Bud, a three-year-old gelding bred by Griffiths, is named after Sydney Swans superstar Buddy Franklin, and arrived at 1am on AFL Grand Final Day. Despite being a North Melbourne supporter, Bud earned the tag as a foal, and it stayed at registration time.
“He showed ability in trails, though he’s not easy to ride, as he pulls like a steam engine … but Dean Yendall managed to get him some cover at Ballarat on the very heavy track, and he strode away to win well by over two lengths,” Griffiths said.
Bud, who started at $4 after his previous promising run at Kyneton, is far from pampered, and lives out in the paddock on Griffiths’ 33-acre property at Redesdale.
It’s a peaceful location, and new stables and a house are to be completed soon.
Griffiths enjoys doing plenty of pre-training work along quiet roads in the area, getting to know the new horses and their traits, and educating them …. a bit like pre-school for the bigger classes ahead.
The majority of gallopers she works with are provided by Australian Thoroughbred Bloodstock, which has its headquarters at Berenbroke, in Moorabool Shire.
ATB principal Darren Dance gave Griffiths a chance to prove her worth when she came to Kyneton some years ago, and the association has continued.
From small beginnings in 1997, ATB now has over 2000 owners in its books and sells and syndicates unraced and proven gallopers.
Griffiths is largely her own boss as far as time is concerned, and enjoys this freedom, with other trainers sending young horses to be pre-trained at times as well.
Quite some years ago, Griffiths worked for large horse enterprises in New South Wales, and has some interesting tales to relate about the difficulties encountered by women trying to gain full acceptance in the industry.
Now female trainers and jockeys are far more plentiful and prominent; Linda Meech, who rode the Stawell Cup winner on Sunday, was Victoria’s top jockey last year.
Looking back, the much-travelled Griffiths recalled she initially learnt to ride in England, and came to Australia as a 13-year-old.”It’s a rich person’s sport in England, but out here anyone has a chance to reach to top if they work hard … but being a pre-trainer is a lot easier than being a fully fledged trainer.

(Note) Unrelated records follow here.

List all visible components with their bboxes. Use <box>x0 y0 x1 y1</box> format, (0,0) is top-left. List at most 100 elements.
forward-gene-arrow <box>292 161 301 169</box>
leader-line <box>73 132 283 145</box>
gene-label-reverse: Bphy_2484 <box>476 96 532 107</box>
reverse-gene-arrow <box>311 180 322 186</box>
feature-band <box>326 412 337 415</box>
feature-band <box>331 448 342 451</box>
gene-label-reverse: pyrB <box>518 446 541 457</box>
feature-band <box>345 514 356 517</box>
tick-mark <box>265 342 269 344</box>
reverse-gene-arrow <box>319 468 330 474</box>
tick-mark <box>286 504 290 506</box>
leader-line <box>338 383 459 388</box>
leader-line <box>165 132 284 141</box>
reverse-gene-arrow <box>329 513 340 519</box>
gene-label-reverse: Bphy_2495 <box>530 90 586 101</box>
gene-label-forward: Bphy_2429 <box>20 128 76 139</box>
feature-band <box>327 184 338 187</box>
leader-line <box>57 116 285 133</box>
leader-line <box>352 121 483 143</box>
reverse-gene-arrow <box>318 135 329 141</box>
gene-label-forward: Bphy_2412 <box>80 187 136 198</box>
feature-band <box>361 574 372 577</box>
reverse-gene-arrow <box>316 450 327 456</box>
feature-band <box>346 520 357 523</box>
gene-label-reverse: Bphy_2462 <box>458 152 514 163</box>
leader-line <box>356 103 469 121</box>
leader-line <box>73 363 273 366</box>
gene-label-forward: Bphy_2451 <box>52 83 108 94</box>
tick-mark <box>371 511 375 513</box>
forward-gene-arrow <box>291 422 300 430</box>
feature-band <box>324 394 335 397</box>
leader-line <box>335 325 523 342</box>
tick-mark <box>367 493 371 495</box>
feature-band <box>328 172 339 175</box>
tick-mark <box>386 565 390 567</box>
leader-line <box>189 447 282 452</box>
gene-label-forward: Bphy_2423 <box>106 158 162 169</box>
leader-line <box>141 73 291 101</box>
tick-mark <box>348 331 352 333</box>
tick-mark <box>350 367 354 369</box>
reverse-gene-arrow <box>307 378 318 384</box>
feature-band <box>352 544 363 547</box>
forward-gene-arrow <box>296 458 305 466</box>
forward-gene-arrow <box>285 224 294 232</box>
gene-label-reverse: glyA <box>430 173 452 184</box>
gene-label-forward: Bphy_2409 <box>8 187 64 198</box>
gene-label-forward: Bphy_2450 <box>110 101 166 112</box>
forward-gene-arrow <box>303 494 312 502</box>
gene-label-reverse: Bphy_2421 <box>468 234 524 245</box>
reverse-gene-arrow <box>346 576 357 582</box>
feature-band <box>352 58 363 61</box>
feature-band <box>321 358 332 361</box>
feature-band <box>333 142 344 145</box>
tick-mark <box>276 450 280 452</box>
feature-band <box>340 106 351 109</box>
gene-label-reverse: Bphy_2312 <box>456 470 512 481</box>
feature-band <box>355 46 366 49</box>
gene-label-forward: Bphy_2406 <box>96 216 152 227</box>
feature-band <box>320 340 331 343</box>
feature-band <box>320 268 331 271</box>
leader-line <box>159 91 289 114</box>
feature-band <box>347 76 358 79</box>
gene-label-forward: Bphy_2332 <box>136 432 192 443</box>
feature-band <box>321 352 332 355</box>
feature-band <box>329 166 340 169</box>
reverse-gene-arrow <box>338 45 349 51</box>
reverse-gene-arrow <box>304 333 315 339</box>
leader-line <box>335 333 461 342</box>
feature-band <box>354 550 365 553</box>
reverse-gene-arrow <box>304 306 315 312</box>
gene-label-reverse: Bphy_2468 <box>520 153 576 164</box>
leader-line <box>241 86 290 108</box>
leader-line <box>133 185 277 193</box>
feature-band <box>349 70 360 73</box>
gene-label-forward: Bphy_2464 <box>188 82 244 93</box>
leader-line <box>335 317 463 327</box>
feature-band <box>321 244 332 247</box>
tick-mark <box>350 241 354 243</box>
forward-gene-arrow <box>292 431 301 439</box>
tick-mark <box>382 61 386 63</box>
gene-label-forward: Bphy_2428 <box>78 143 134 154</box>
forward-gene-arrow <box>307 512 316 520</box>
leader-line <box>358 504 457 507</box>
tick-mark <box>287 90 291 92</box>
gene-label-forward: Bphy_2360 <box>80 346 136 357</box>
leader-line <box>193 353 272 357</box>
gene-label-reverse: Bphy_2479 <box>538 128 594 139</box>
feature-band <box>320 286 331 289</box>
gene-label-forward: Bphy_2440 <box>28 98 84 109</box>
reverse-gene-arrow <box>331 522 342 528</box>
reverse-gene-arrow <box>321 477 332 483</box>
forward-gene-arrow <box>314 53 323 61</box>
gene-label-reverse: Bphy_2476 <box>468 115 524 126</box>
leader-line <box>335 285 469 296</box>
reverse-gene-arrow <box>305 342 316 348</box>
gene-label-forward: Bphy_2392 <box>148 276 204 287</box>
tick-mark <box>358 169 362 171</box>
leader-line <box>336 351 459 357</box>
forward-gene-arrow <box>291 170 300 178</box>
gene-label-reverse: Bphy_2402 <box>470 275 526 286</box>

I’m a fair dinkum Aussie now.”
After coming to Australia, she and her young sister rode their first horse at Mooroopna, a 22-year-old called Mister Jay (both on at the same time).
Griffiths follows the fortunes of the many gallopers she has pre-trained, hoping that one day she may play a very small part in the initial journey of a Melbourne Cup winner.
She hopes that Bud can mature into a more-than-useful galloper, and at the end of seeing a day’s work done, enjoys sitting down looking at a Redesdale sunset with a beer and ‘Bear’, her three-year-old german shepherd.
*Bud’s win for Griffiths was her first since she landed the 2014 Avoca Cup with nine-year-old Scareymac, ridden by Boris Thornton, but she has had very few runners since that time.

A winner: If Bud is as successful on the track as Buddy Franklin has been on the football field, he will end up as a superstar.